長い時間をかけて、丁寧に磨き上げる製革工程

 工場に入ると一番に目に入ってくるのが「タイコ」「ドラム」と呼ばれる、木でできた樽型の機械。長い船旅を経て日本にやってきた原皮は、手作業で胴と臀部(でんぶ)に切り分けられ、この大きな樽のなかで綺麗に洗浄されていきます。革を鞣(なめ)す前の大切な準備工程で、ここで最終的な仕上がりの70%が決まるそう。

 洗浄が終わったら、鞣しの工程へ。

 新喜皮革では、タンニン槽に革を漬け込む昔ながらのやり方が続けられています。コードバンの鞣しにかかる期間は1か月以上。濃度を変えたタンニン槽が並んでいて、薄い液から濃い液へ濃度を変えながら、じっくり漬け込んでいきます。

 やわらかい仕上がりから、張りのある製品まで幅広く使われるタンニン鞣し。馬革独自の質感を引き出し、経年変化も楽しめる製品が生み出されます。

 鞣し工程が終わった革は、軽く脂を入れて乾かされます。工場の2階へ移動すると、鞣し終わった革がずらりと並ぶ光景が広がっていました。

 エイジングの期間は、3~4か月ほど。しっかりと時間を置いて寝かせることで、繊維とタンニンが馴染んでいくそうです。

 すっかり「皮」から「革」になりましたが、コードバンは、この工程にさらにひと手間必要です。コードバンは馬のお尻にしかない繊維組織ですが、それは表面には見えておらず削り出して初めて見えてくるもの。わずか1ミリ程度の厚さで、縦にギュッと凝縮した「コードバン層」は、削ってみるまでどれくらいのサイズのものがとれるのか、わかりません。

 職人がひとつひとつ削り出す作業は、宝石の採掘にも例えられるそうです。

 こちらが、コードバン層を削り出した状態。間近で見せていただくと、繊維の境目がよくわかります。つるつるとした、きめ細かい組織が「コードバン」です。

 取り出したのは、ランドセルサイズの枠。このサイズを綺麗に1枚取れるのは、100頭に5頭ほどなのだとか。その希少さに、あらためて驚かされます。
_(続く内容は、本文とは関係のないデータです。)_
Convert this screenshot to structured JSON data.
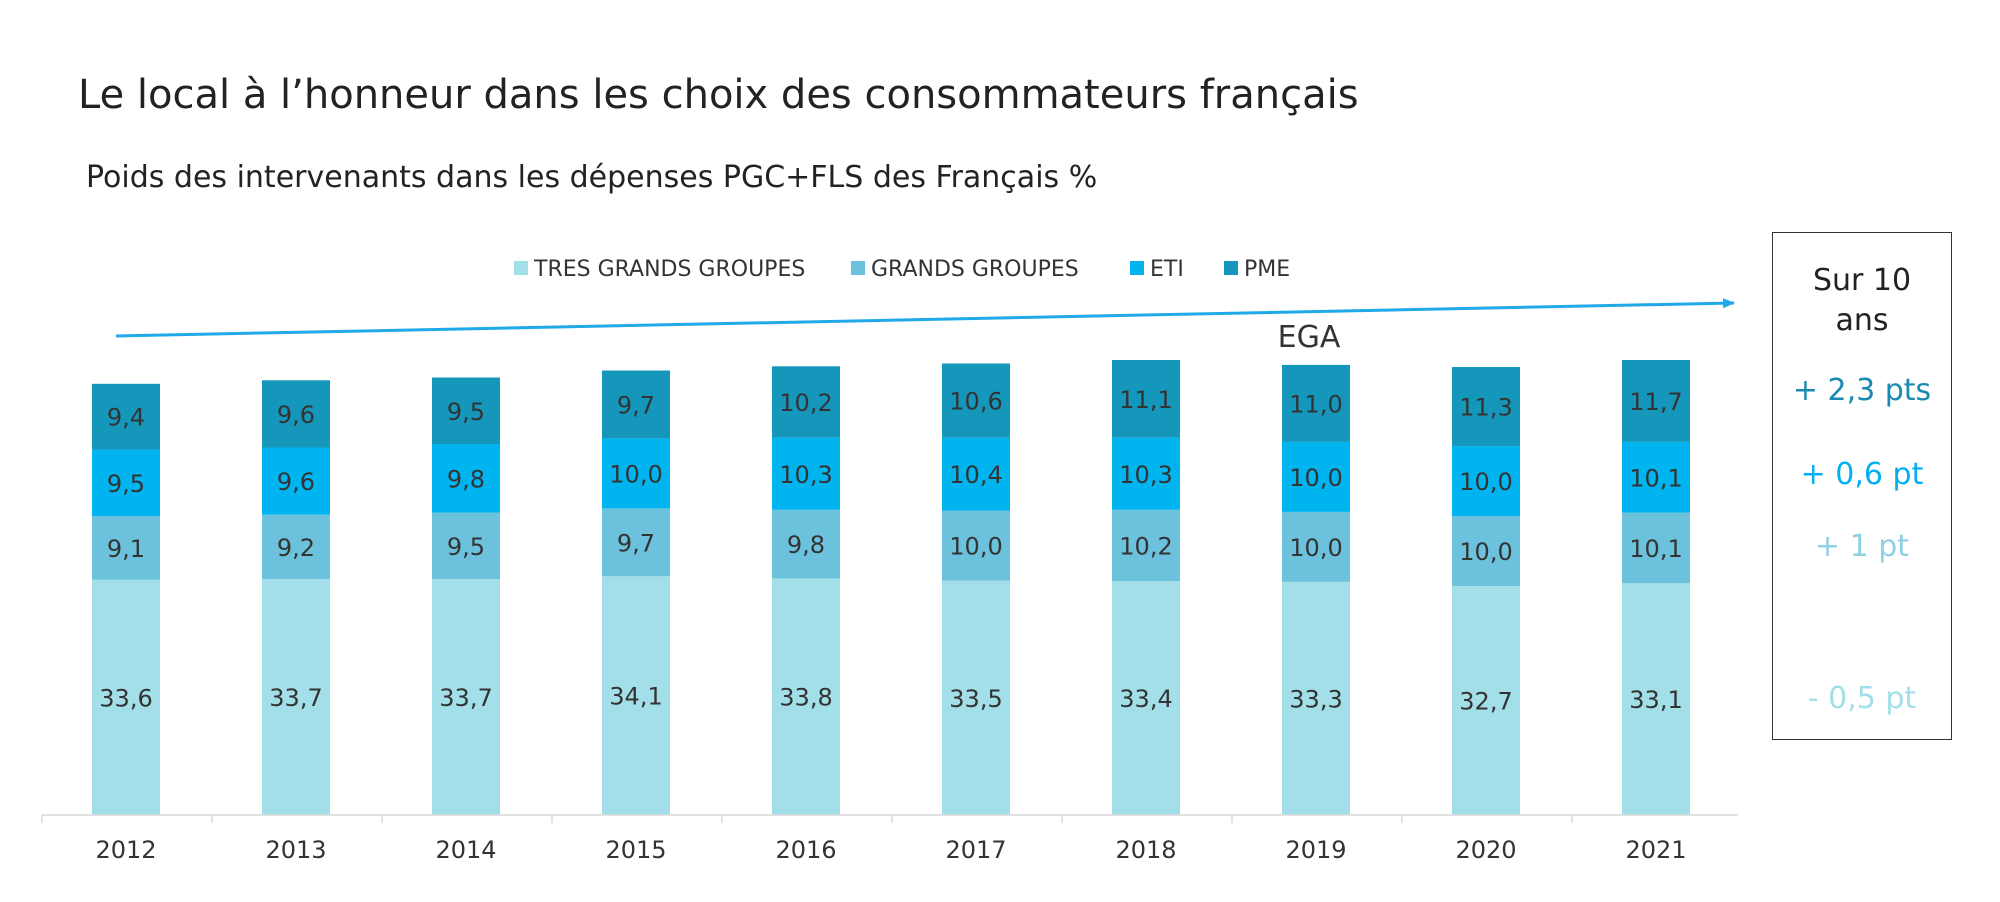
{
  "title": "Le local à l’honneur dans les choix des consommateurs français",
  "subtitle": "Poids des intervenants dans les dépenses PGC+FLS des Français %",
  "annotation": "EGA",
  "summary_box": {
    "heading_line1": "Sur 10",
    "heading_line2": "ans",
    "pme": "+ 2,3 pts",
    "eti": "+ 0,6 pt",
    "grands_groupes": "+ 1 pt",
    "tres_grands_groupes": "-  0,5 pt"
  },
  "colors": {
    "tres_grands_groupes": "#a3dfe8",
    "grands_groupes": "#6cc2dc",
    "eti": "#00b4f0",
    "pme": "#1597bc",
    "arrow": "#1fa9e8",
    "pme_text": "#1a8ab0",
    "eti_text": "#00b0f0",
    "gg_text": "#8fd0e2",
    "tgg_text": "#a3dfe8"
  },
  "chart_data": {
    "type": "bar",
    "stacked": true,
    "categories": [
      "2012",
      "2013",
      "2014",
      "2015",
      "2016",
      "2017",
      "2018",
      "2019",
      "2020",
      "2021"
    ],
    "series": [
      {
        "name": "TRES GRANDS GROUPES",
        "values": [
          33.6,
          33.7,
          33.7,
          34.1,
          33.8,
          33.5,
          33.4,
          33.3,
          32.7,
          33.1
        ],
        "labels": [
          "33,6",
          "33,7",
          "33,7",
          "34,1",
          "33,8",
          "33,5",
          "33,4",
          "33,3",
          "32,7",
          "33,1"
        ]
      },
      {
        "name": "GRANDS GROUPES",
        "values": [
          9.1,
          9.2,
          9.5,
          9.7,
          9.8,
          10.0,
          10.2,
          10.0,
          10.0,
          10.1
        ],
        "labels": [
          "9,1",
          "9,2",
          "9,5",
          "9,7",
          "9,8",
          "10,0",
          "10,2",
          "10,0",
          "10,0",
          "10,1"
        ]
      },
      {
        "name": "ETI",
        "values": [
          9.5,
          9.6,
          9.8,
          10.0,
          10.3,
          10.4,
          10.3,
          10.0,
          10.0,
          10.1
        ],
        "labels": [
          "9,5",
          "9,6",
          "9,8",
          "10,0",
          "10,3",
          "10,4",
          "10,3",
          "10,0",
          "10,0",
          "10,1"
        ]
      },
      {
        "name": "PME",
        "values": [
          9.4,
          9.6,
          9.5,
          9.7,
          10.2,
          10.6,
          11.1,
          11.0,
          11.3,
          11.7
        ],
        "labels": [
          "9,4",
          "9,6",
          "9,5",
          "9,7",
          "10,2",
          "10,6",
          "11,1",
          "11,0",
          "11,3",
          "11,7"
        ]
      }
    ],
    "legend_position": "top",
    "grid": false
  }
}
 削り出しを終えたコードバンは染色の工程へ。色を入れたものを完全に乾かし、伸ばしていきます。

 そして、コードバンの大切な仕上げの作業として「グレージング」という工程があります。

 強い圧力をかけてガラスのローラーをかけ、摩擦で艶(つや)を出していく作業です。

 きめ細やかなコードバンに光沢を出すことで、引き込まれるような美しさが生まれます。